Where are Canada mortgage rates heading over the next year?

Economists share their hopes and fears for Canadian rates

Where are Canada mortgage rates heading over the next year?

Fixed and variable mortgage rates are likely to reach their high-water marks in the wake of a likely Bank of Canada hike this week, according to a Toronto Star poll of economists.

“After this next rate hike, we’ll see variable mortgage rates, which are tied to the Bank of Canada’s overnight lending rate rise again to as high as 6.25%,” said Robert Kavcic, chief economist at BMO Capital Markets. “We’ve seen five-year bond yields drop significantly, and that should flow through to five-year fixed mortgages in time.”

Kavcic indicated a belief that any hike today would likely be the BoC’s last for this cycle, which would allay the “negative sentiment” currently clouding the housing market.

“When the Bank of Canada says its tightening cycle is over, that will really help,” Kavcic said. “But interest rates at these levels will be tough. It will be hard for many people and it doesn’t help with affordability.”

The poll respondents’ consensus for the possible rate peaks were at 4.5%-5% for fixed-rate mortgages, and at around 6% for variable-rate products.
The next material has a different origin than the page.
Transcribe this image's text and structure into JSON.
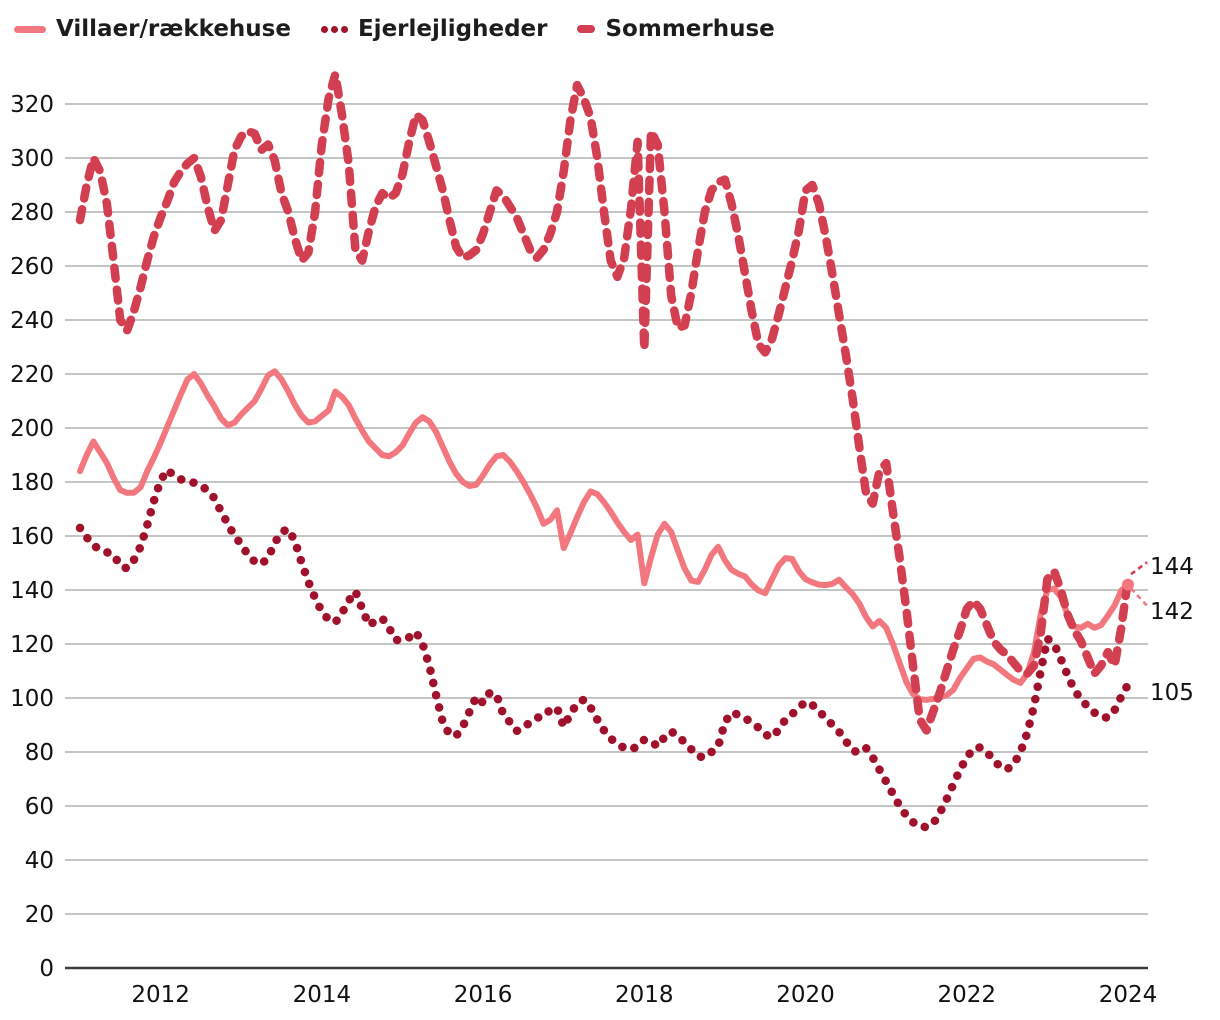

“We see that inflation panic has peaked, and the [BoC] is more optimistic it can control inflation,” said Benjamin Tal, deputy chief economist at CIBC Capital Markets.

However, Tal is less optimistic about when the central bank is likely to ease back its policy rate.

“The bank likely won’t cut its rate until early 2024,” Tal predicted, adding that it’s unlikely rates will fully revert to pre-pandemic levels (around 3%). “There are many inflationary pressures now that will force the Bank of Canada to keep the overnight lending rate higher than pre-pandemic.”